The instruction is simply decoded and a set of control signals is generated.

Issue:

Data dependencies are resolved inside the scoreboard, a structure that holds all the functional units status:

  • Cycles remaining to produce a valid result.

  • Register destination.

  • Idle unit status for non pipelined units.

operands are fowarded from the writeback stage or read from the register file. The instruction packets get assembled to carry informations of the instruction down the pipeline.

  • Bypass / Foward:

    Operands are simply fowarded from the later stages.

  • Execute: Instructions get executed and branch target addresses / memory addresses are resolved.

    Here reside the functional units that perform operations to execute instructions:

    • ALU: Arithmetic Logic Unit, it execute every RV32I instructions (except for load and store), it is fully combinational.

    • MUL: Multiplication Unit, it execute every multiplication instruction of RV32M, it is pipelined and the latency of the multiplier can be configured.

    • DIV: Division Unit, a multicycle unit that execute every division instruction of RV32M. It can accept only one operation until it finish it’s task.

    • BMU: Bit Manipulation Unit, a pipelined unit that execute every RV32B instruction.

    • LSU: Load Store Unit, handles memory operations.

    • CSRU: Control Status Register Unit, holds the logic to handle CSR instructions.

    • FPU: Floating Point Unit, handles floating point instructions.

  • Commit: Buffer stage to avoid structural hazards since the LSU and the other units could produce a valid result simultaneously. The result is valid here.

  • Reorder: Instruction packets get reordered because of the Out Of Order execution.

  • Writeback: Instruction results are written back into the register file in order. Exceptions get caught here.

Memory Map

The CPU’s memory map has a simplified structure with predefined memory regions, each having specific characteristics. This simplicity helps keep the CPU hardware straightforward and provides flexibility to system designers who can customize their own memory map on top of the existing structure. The regions are predefined but their size can be modified by modifying the parameters inside the apogeo_memory_map.svh file.

_images/Memory_Map.png

Boot Region

This is the initial point of CPU execution following a reset. The program counter is automatically set to 0x00000000, marking the location of the boot program. Typically, this program is responsible for initializing registers, CSRs, and system hardware.

Warning

Any attempt to execute a store instruction in this region will trigger a store access fault exception.

IO Region

Positioned at the lowest address of the Private Region, the IO Region houses the MMIO (Memory Mapped Input Output) Registers. These can be interfaced through load and store instructions.

Warning

Memory operations within the IO Region should never be cached!

Privileged General Purpose Memory Region

Following the IO Region is a versatile privileged memory space.
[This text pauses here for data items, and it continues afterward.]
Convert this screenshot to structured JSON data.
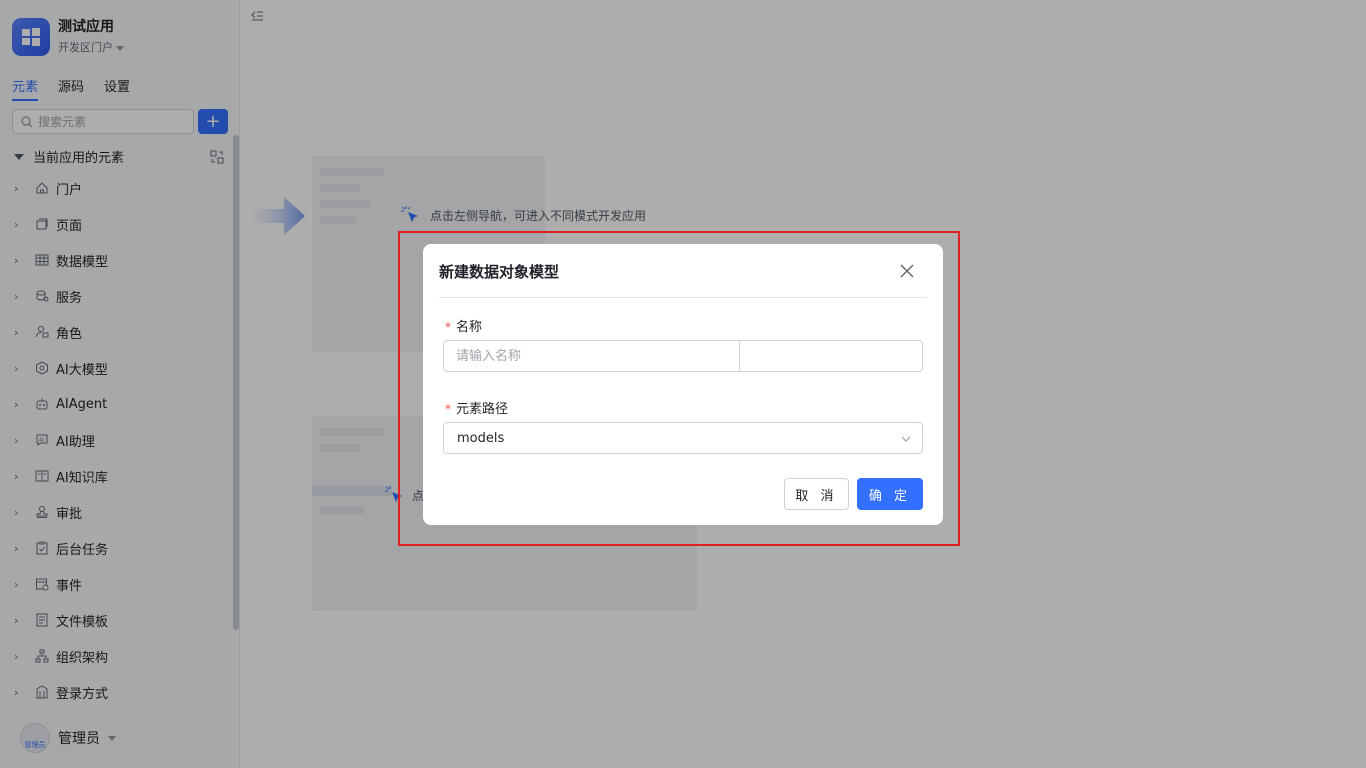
{
  "app": {
    "name": "测试应用",
    "portal": "开发区门户"
  },
  "tabs": [
    {
      "label": "元素",
      "active": true
    },
    {
      "label": "源码",
      "active": false
    },
    {
      "label": "设置",
      "active": false
    }
  ],
  "search": {
    "placeholder": "搜索元素",
    "add_label": "+"
  },
  "tree": {
    "root_label": "当前应用的元素",
    "items": [
      {
        "label": "门户",
        "icon": "home-icon"
      },
      {
        "label": "页面",
        "icon": "page-icon"
      },
      {
        "label": "数据模型",
        "icon": "table-icon"
      },
      {
        "label": "服务",
        "icon": "service-icon"
      },
      {
        "label": "角色",
        "icon": "role-icon"
      },
      {
        "label": "AI大模型",
        "icon": "ai-model-icon"
      },
      {
        "label": "AIAgent",
        "icon": "robot-icon"
      },
      {
        "label": "AI助理",
        "icon": "ai-assistant-icon"
      },
      {
        "label": "AI知识库",
        "icon": "book-icon"
      },
      {
        "label": "审批",
        "icon": "stamp-icon"
      },
      {
        "label": "后台任务",
        "icon": "clipboard-check-icon"
      },
      {
        "label": "事件",
        "icon": "event-icon"
      },
      {
        "label": "文件模板",
        "icon": "file-template-icon"
      },
      {
        "label": "组织架构",
        "icon": "org-chart-icon"
      },
      {
        "label": "登录方式",
        "icon": "login-icon"
      }
    ]
  },
  "user": {
    "name": "管理员",
    "avatar_text": "管理员"
  },
  "main": {
    "hint_nav": "点击左侧导航，可进入不同模式开发应用",
    "hint_second": "点"
  },
  "modal": {
    "title": "新建数据对象模型",
    "name_label": "名称",
    "name_placeholder": "请输入名称",
    "name_value": "",
    "suffix_value": "",
    "path_label": "元素路径",
    "path_value": "models",
    "cancel_label": "取 消",
    "ok_label": "确 定"
  },
  "colors": {
    "primary": "#3370ff",
    "required": "#f54a45",
    "highlight_border": "#e02020"
  }
}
It’s a flexible storage area for both code and data and is used by privileged software components.

Private Region Overview

The Private Region is exclusively accessible by M-level code. It stretches from the beginning of the Boot Region to a programmer-specified address. It encapsulates the three previously described memory regions, aligning them in contiguous addresses.

User Memory Region

Lastly, we have the User Memory Region. It can be accessed by user mode (U mode) operations, this region is designed for the storage and execution of user-level code and data.

Input Output

As stated before, the Input Output devices are accessed through memory mapped registers, which mean that a load / store request at a particular address does not access the memory but a control register of the IO device. In essence, memory-mapped registers provide a standardized way for the CPU to communicate with IO devices by treating them as if they were part of the memory. This abstraction simplifies software development and system design, allowing for a more uniform and efficient interaction with various hardware components.

Note

The logic for this must be implemented by the system designer.